Pourquoi tu danses quand tu marches ?, Abdourahman A. Waberi (par Jean-François Mézil)
Pourquoi tu danses quand tu marches ?, Abdourahman A. Waberi, JC Lattès, août 2019, 250 pages, 19 €
Il y a des livres qu’on ne peut avaler, d’autres qu’on savoure ; des livres qui nous tombent des mains, et d’autres qui nous ravinent et nous ravissent par l’ampleur de leur écriture ; des livres qui n’ont sur nous aucun effet, tandis que d’autres nous bousculent et nous emportent sous le souffle de leurs phrases ; des livres qu’on lit depuis le trottoir d’en face, et ceux qui nous font traverser et nous forcent à les suivre dans des ruelles obscures et parfois mal famées ; des livres qui glissent sur nous sans qu’on sente la moindre caresse ou qui, au contraire, tailladent notre conscience et font saigner nos propres souvenirs.
Pourquoi tu danses quand tu marches ? n’est d’aucune des deux catégories : il n’a rien d’un fleuve impétueux, mais n’est pas non plus une eau morte.
Qu’en dire ?
La phrase est correcte, appliquée, mais je n’ai trouvé que de rares passages où l’on sent poindre l’écriture. Certains trouveront du charme à ces souvenirs d’enfance que l’auteur raconte à sa fille. Souvenir d’un petit garçon né en CFS (Côte française des Somalis) qui habite le quartier du Château d’eau. Mais l’exotisme ne suffit pas à faire littérature : « Ina Peugeot vendait des beignets, des cornes de cacahuètes et des œufs à la coque devant la cour de notre école ». On imagine Gabriel García Márquez nous parler d’Ina Peugeot… ça aurait une autre saveur !
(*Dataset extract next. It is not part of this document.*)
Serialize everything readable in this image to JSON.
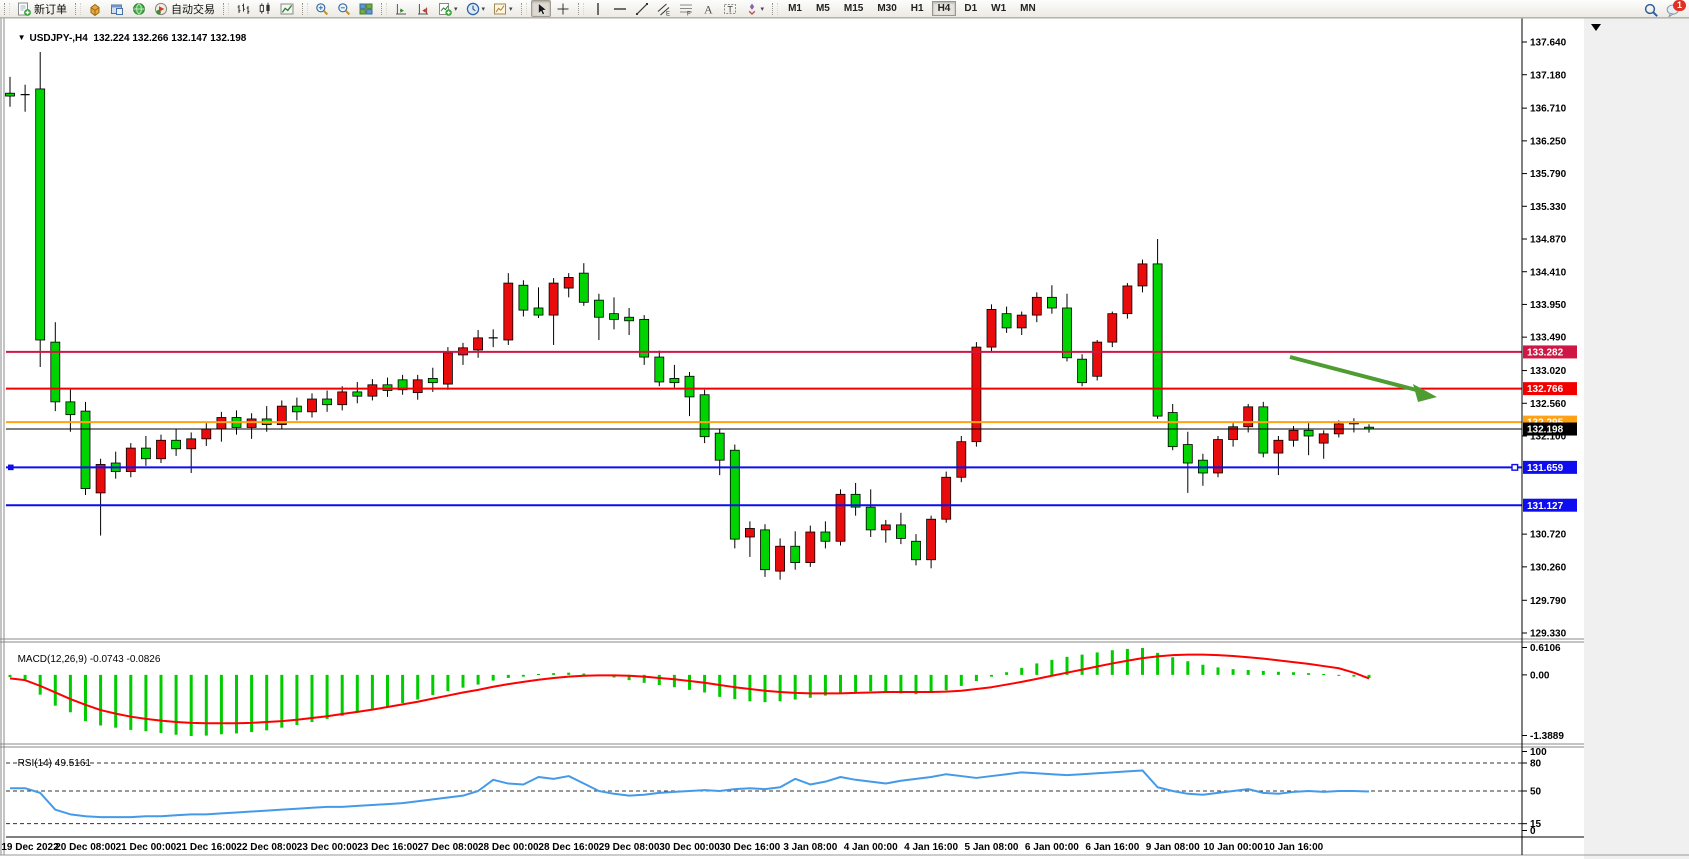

Tout (ou presque) est premier degré. C’est prémâché, mâché, sans épices : on n’a plus qu’à ouvrir la bouche pour ingurgiter la bouillie, une cuillerée pour Papa, une cuillerée pour Maman – il est vrai que l’auteur s’adresse à une enfant de sept ans.
Un exemple ?
« D’une main tremblante, Maman a nettoyé le pus, étalé sur mon genou une teinture d’iode sensée éloigner les bactéries et leurs miasmes morbides. Il ne lui restait plus qu’à enrouler le pansement autour de mon petit genou ». Pensons à la façon dont Marcel Proust aurait décrit la même scène…
Ce roman est aseptisé.
Quand l’auteur, autre exemple, nous parle de sa peur de « tomber sur des voyous », on ne ressent cette peur à aucun moment, le rythme de la phrase ne s’accélère pas, les émotions du narrateur nous restent abstraites. Il se contente de nous dire : « Les brimades redoublaient. Je devais repartir en dansant sur une jambe ».
Il arrive toutefois qu’émerge une petite musique : « Un parfum d’acacia flotterait sur les toits de fortune, une odeur de terre retournée monterait dans le ciel, portée par une brise venue de la mer, et finalement des effluves d’iode et d’algues nous chatouilleraient le nez ».
La phrase adopte parfois un tempo plus alerte, comme dans le passage sur la circoncision : « Ils parlaient de mon “voile”, ma “coque”, ma “pelure”, ma saleté ».
Mais à peine sort-on la tête de l’eau, que pof ! on est replongé dans le marigot.
On notera cependant un soubresaut dans les dernières pages.
Il était temps, diront les mauvaises langues.